Earlier arcade games had featured recognizable characters that were more than simple paddle, car, tank, or rocket ship shapes (such as TV Basketball (MIdway, 1974), Western Gun/Gun Fight (Taito/Midway, 1975), and Circus (Exidy, 1977)). Tomohiro Nishikado's Space Invaders (Taito, 1978) aliens are recognizble as different sea creatures (octopus, crab, and squid). However, none of these earlier characters would be considered to be "cartoony" or "cute" (although the crab space invader is generally considered to be "the cute one").

Cutie Q is probably the earliest example of a "character game"* with intentionally cartoony and cute (it's right there in the name) figures. This concept served as direct influence on Iwatani's next game with Namco, Pac-Man.

Cutie Q Visuo-Spatial Analysis: The game screen emulates an orthographic view of a bagatelle-style playfield, but there is no real sense of gravity to understand which way is "down." The player could be looking down at a plan view of the playfield (like a pinball machine) or across at an elevation view (like a vertically-mounted pachinko machine). The character images are shown in orthographic front and side elevation views, the best way to show character details on a tiny 16 x 16 one-bit-per-pixel (1BPP, i.e. a two-color palette) sprite. The game has a sense of continuous 2-D game space limited to a single screen (fixed frame).

* The term "character game" is also a term used for Japanese "simulation games" (what we call board-and-counter wargames in the west) that are based on manga and anime series. For more on this topic, you should see my other blog for articles and translations I've made of various Japanese sci-fi and anime games (and one German one).

Pac-Man

Pac-Man screen shot

Iwatani's next game, Pac-Man (Namco, 1980) abandoned ball-and-paddle gameplay for the relatively untapped genre of maze games (preceded by few examples like Gotcha (Atari, 1973) and The Amazing Maze Game (Midway, 1976)).
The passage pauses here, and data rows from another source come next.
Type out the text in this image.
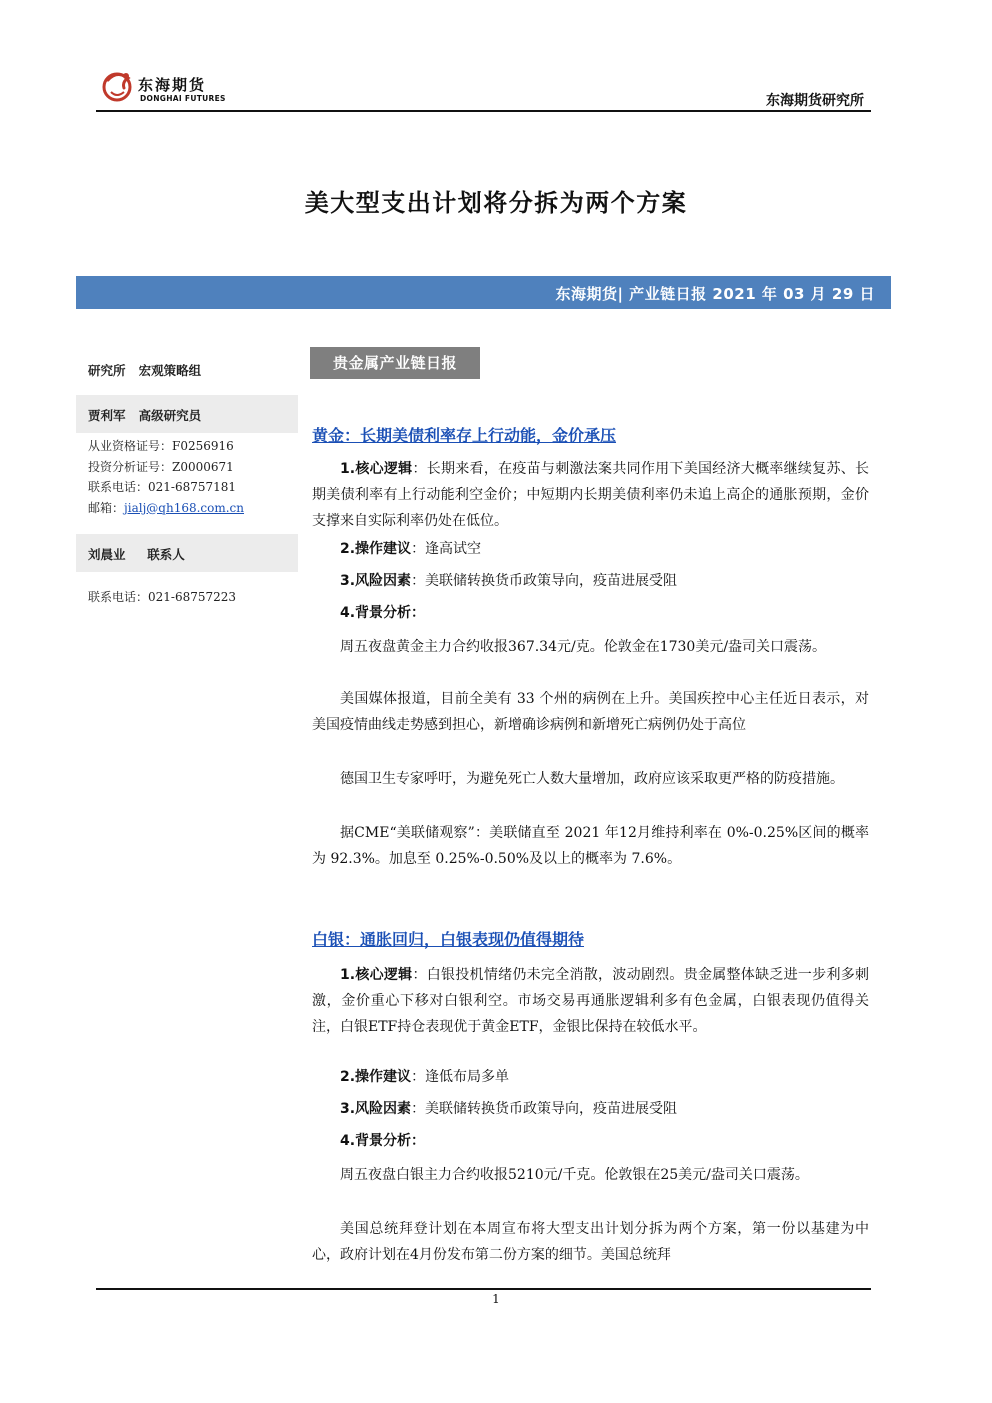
东海期货
DONGHAI FUTURES	东海期货研究所
美大型支出计划将分拆为两个方案
东海期货| 产业链日报 2021 年 03 月 29 日
研究所 宏观策略组
贾利军 高级研究员
从业资格证号：F0256916
投资分析证号：Z0000671
联系电话：021-68757181
邮箱：jialj@qh168.com.cn
刘晨业 联系人
联系电话：021-68757223
贵金属产业链日报
黄金：长期美债利率存上行动能，金价承压
1.核心逻辑：长期来看，在疫苗与刺激法案共同作用下美国经济大概率继续复苏、长期美债利率有上行动能利空金价；中短期内长期美债利率仍未追上高企的通胀预期，金价支撑来自实际利率仍处在低位。
2.操作建议：逢高试空
3.风险因素：美联储转换货币政策导向，疫苗进展受阻
4.背景分析：
周五夜盘黄金主力合约收报367.34元/克。伦敦金在1730美元/盎司关口震荡。
美国媒体报道，目前全美有 33 个州的病例在上升。美国疾控中心主任近日表示，对美国疫情曲线走势感到担心，新增确诊病例和新增死亡病例仍处于高位
德国卫生专家呼吁，为避免死亡人数大量增加，政府应该采取更严格的防疫措施。
据CME“美联储观察”：美联储直至 2021 年12月维持利率在 0%-0.25%区间的概率为 92.3%。加息至 0.25%-0.50%及以上的概率为 7.6%。
白银：通胀回归，白银表现仍值得期待
1.核心逻辑：白银投机情绪仍未完全消散，波动剧烈。贵金属整体缺乏进一步利多刺激，金价重心下移对白银利空。市场交易再通胀逻辑利多有色金属，白银表现仍值得关注，白银ETF持仓表现优于黄金ETF，金银比保持在较低水平。
2.操作建议：逢低布局多单
3.风险因素：美联储转换货币政策导向，疫苗进展受阻
4.背景分析：
周五夜盘白银主力合约收报5210元/千克。伦敦银在25美元/盎司关口震荡。
美国总统拜登计划在本周宣布将大型支出计划分拆为两个方案，第一份以基建为中心，政府计划在4月份发布第二份方案的细节。美国总统拜
1
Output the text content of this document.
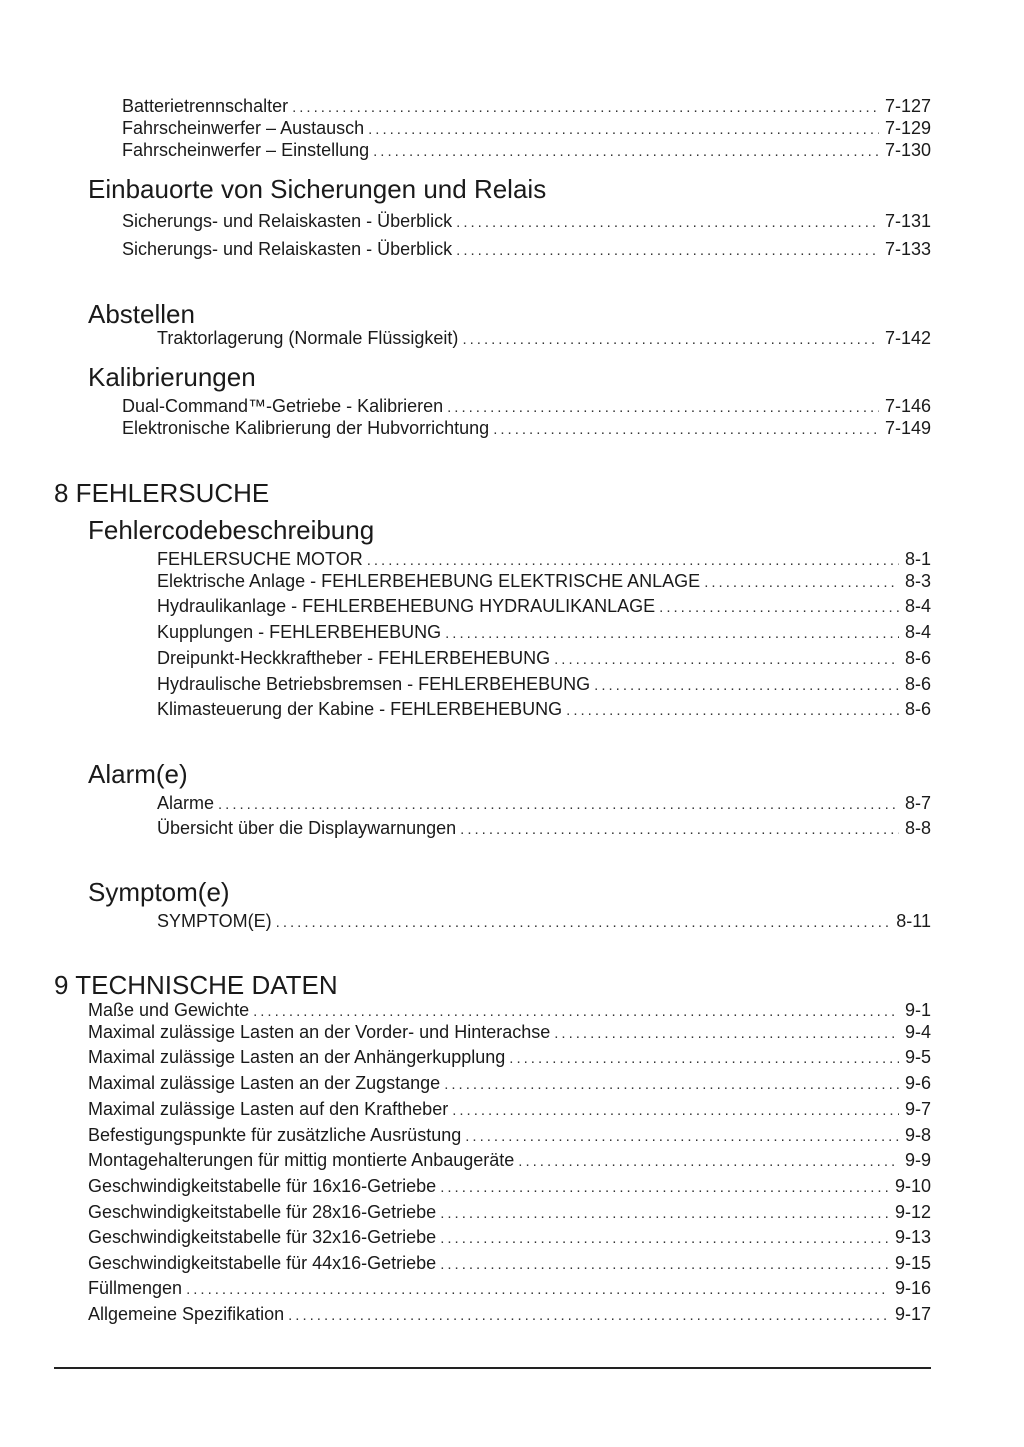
Batterietrennschalter .....	7-127
Fahrscheinwerfer – Austausch .....	7-129
Fahrscheinwerfer – Einstellung .....	7-130
Einbauorte von Sicherungen und Relais
Sicherungs- und Relaiskasten - Überblick .....	7-131
Sicherungs- und Relaiskasten - Überblick .....	7-133
Abstellen
Traktorlagerung (Normale Flüssigkeit) .....	7-142
Kalibrierungen
Dual-Command™-Getriebe - Kalibrieren .....	7-146
Elektronische Kalibrierung der Hubvorrichtung .....	7-149
8 FEHLERSUCHE
Fehlercodebeschreibung
FEHLERSUCHE MOTOR .....	8-1
Elektrische Anlage - FEHLERBEHEBUNG ELEKTRISCHE ANLAGE .....	8-3
Hydraulikanlage - FEHLERBEHEBUNG HYDRAULIKANLAGE .....	8-4
Kupplungen - FEHLERBEHEBUNG .....	8-4
Dreipunkt-Heckkraftheber - FEHLERBEHEBUNG .....	8-6
Hydraulische Betriebsbremsen - FEHLERBEHEBUNG .....	8-6
Klimasteuerung der Kabine - FEHLERBEHEBUNG .....	8-6
Alarm(e)
Alarme .....	8-7
Übersicht über die Displaywarnungen .....	8-8
Symptom(e)
SYMPTOM(E) .....	8-11
9 TECHNISCHE DATEN
Maße und Gewichte .....	9-1
Maximal zulässige Lasten an der Vorder- und Hinterachse .....	9-4
Maximal zulässige Lasten an der Anhängerkupplung .....	9-5
Maximal zulässige Lasten an der Zugstange .....	9-6
Maximal zulässige Lasten auf den Kraftheber .....	9-7
Befestigungspunkte für zusätzliche Ausrüstung .....	9-8
Montagehalterungen für mittig montierte Anbaugeräte .....	9-9
Geschwindigkeitstabelle für 16x16-Getriebe .....	9-10
Geschwindigkeitstabelle für 28x16-Getriebe .....	9-12
Geschwindigkeitstabelle für 32x16-Getriebe .....	9-13
Geschwindigkeitstabelle für 44x16-Getriebe .....	9-15
Füllmengen .....	9-16
Allgemeine Spezifikation .....	9-17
Pac-Man is similar to car racing game Head On (Sega, 1979), which is about driving over and clearing the screen of "lane markers" (dots) in a maze of roads before an opponent car can run into you.
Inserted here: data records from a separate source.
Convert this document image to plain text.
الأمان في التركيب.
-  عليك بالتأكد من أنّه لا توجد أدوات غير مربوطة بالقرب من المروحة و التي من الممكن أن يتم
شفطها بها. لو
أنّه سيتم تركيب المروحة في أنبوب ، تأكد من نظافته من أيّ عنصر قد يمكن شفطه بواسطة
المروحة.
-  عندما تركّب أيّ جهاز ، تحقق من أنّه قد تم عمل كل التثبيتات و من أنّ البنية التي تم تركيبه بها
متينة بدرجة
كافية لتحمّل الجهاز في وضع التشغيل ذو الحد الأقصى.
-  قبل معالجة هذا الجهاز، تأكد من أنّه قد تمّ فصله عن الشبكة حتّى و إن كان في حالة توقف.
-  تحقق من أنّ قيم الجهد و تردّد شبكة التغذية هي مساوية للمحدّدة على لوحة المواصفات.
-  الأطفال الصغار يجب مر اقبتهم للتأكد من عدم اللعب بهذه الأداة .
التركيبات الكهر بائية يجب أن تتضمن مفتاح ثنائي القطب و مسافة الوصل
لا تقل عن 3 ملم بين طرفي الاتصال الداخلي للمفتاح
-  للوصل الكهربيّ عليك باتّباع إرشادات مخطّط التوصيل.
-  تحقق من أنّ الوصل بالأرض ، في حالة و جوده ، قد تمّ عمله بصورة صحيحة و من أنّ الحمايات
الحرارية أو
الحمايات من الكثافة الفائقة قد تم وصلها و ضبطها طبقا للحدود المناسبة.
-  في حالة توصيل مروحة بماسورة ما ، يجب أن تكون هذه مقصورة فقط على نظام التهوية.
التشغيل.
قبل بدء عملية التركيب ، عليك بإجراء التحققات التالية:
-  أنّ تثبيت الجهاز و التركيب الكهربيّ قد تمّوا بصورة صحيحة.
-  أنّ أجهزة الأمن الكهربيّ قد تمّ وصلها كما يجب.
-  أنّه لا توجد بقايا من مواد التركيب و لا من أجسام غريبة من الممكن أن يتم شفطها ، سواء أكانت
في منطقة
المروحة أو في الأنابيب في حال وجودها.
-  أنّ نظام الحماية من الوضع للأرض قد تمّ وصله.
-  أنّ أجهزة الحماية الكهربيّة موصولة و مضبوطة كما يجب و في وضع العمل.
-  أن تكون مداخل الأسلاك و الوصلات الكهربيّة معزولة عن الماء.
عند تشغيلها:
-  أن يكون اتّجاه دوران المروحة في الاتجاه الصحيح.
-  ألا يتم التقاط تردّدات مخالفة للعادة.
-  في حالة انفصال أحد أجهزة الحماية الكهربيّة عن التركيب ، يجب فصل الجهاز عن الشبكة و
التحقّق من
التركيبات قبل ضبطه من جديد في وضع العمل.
Pac-Man, of course, replaces the act of driving with eating as the titular character devours his way through each maze. Bonus point edibles include fruits like cherries, strawberries, and oranges, their graphics reminding the player of "fruit machine" (a.k.a. slot machine) reel images. Pac-Man is pursued by four ghostly, large-eyed monsters that look like they evolved from Cutie Q's pink minimons. Pac-Man features a technical leap past Cutie Q's graphics capabilities: the multicolored monsters and bonus items feature two-bit-per-pixel (2BPP, 4 colors, including transparency) sprites. Iwatani designed his monsters to be "cute," with big expressive eyes that look ahead in the direction they are moving.
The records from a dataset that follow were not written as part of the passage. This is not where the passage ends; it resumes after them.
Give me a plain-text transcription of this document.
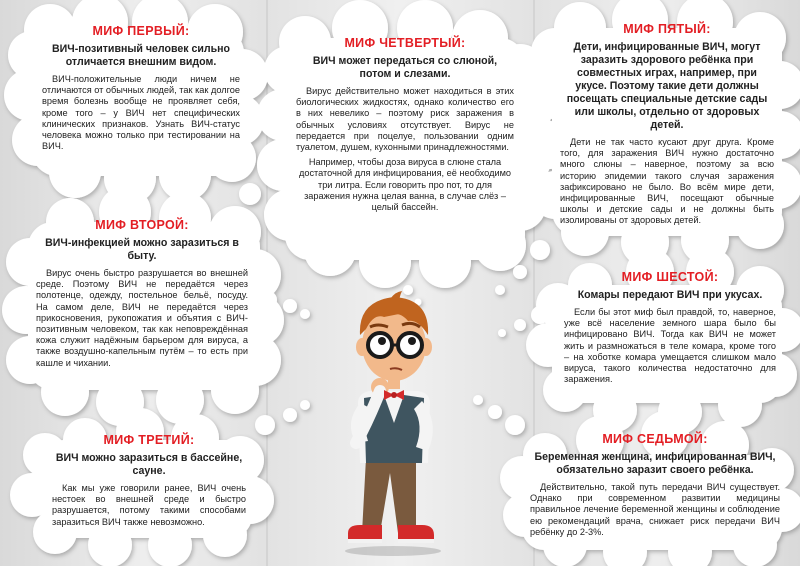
МИФ ПЕРВЫЙ:
ВИЧ-позитивный человек сильно отличается внешним видом.

ВИЧ-положительные люди ничем не отличаются от обычных людей, так как долгое время болезнь вообще не проявляет себя, кроме того – у ВИЧ нет специфических клинических признаков. Узнать ВИЧ-статус человека можно только при тестировании на ВИЧ.

МИФ ВТОРОЙ:
ВИЧ-инфекцией можно заразиться в быту.

Вирус очень быстро разрушается во внешней среде. Поэтому ВИЧ не передаётся через полотенце, одежду, постельное бельё, посуду. На самом деле, ВИЧ не передаётся через прикосновения, рукопожатия и объятия с ВИЧ-позитивным человеком, так как неповреждённая кожа служит надёжным барьером для вируса, а также воздушно-капельным путём – то есть при кашле и чихании.

МИФ ТРЕТИЙ:
ВИЧ можно заразиться в бассейне, сауне.

Как мы уже говорили ранее, ВИЧ очень нестоек во внешней среде и быстро разрушается, потому такими способами заразиться ВИЧ также невозможно.

МИФ ЧЕТВЕРТЫЙ:
ВИЧ может передаться со слюной, потом и слезами.

Вирус действительно может находиться в этих биологических жидкостях, однако количество его в них невелико – поэтому риск заражения в обычных условиях отсутствует. Вирус не передается при поцелуе, пользовании одним туалетом, душем, кухонными принадлежностями.

Например, чтобы доза вируса в слюне стала достаточной для инфицирования, её необходимо три литра. Если говорить про пот, то для заражения нужна целая ванна, в случае слёз – целый бассейн.

МИФ ПЯТЫЙ:
Дети, инфицированные ВИЧ, могут заразить здорового ребёнка при совместных играх, например, при укусе. Поэтому такие дети должны посещать специальные детские сады или школы, отдельно от здоровых детей.

Дети не так часто кусают друг друга. Кроме того, для заражения ВИЧ нужно достаточно много слюны – наверное, поэтому за всю историю эпидемии такого случая заражения зафиксировано не было. Во всём мире дети, инфицированные ВИЧ, посещают обычные школы и детские сады и не должны быть изолированы от здоровых детей.

МИФ ШЕСТОЙ:
Комары передают ВИЧ при укусах.

Если бы этот миф был правдой, то, наверное, уже всё население земного шара было бы инфицировано ВИЧ. Тогда как ВИЧ не может жить и размножаться в теле комара, кроме того – на хоботке комара умещается слишком мало вируса, такого количества недостаточно для заражения.

МИФ СЕДЬМОЙ:
Беременная женщина, инфицированная ВИЧ, обязательно заразит своего ребёнка.

Действительно, такой путь передачи ВИЧ существует. Однако при современном развитии медицины правильное лечение беременной женщины и соблюдение ею рекомендаций врача, снижает риск передачи ВИЧ ребёнку до 2-3%.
The game also included some of the first "cutscenes" seen in a digital game.

Pac-Man first intermission

Pac-Man includes three intermissions that play after mazes 2, 5, and 9. These are short and humorous "cartoons" that reward the player with short breaks between rounds. This is further evidence of bringing visuals from animation into digital games.

Pac-Man Visuo-Spatial Analysis: The game screen emulates an orthographic plan view of a maze (not unlike a hedge maze) seen from overhead. It could be argued that the maze is seen from the side, but the lack of gravity that pulls to the bottom of the screen (this is not a platformer) and similarity to overhead driving games like Head On support a view from above. The character images are shown in orthographic front and side elevation views, much like in Cutie Q. This creates an incongruity between characters and their environment, one that I wrote about before (see the Orthographic Projection section). The game has a sense of continuous 2-D game space limited to a single screen (fixed frame) with a cylindrical topology (characters may move directly from one edge of the maze to the other by using the side tunnels).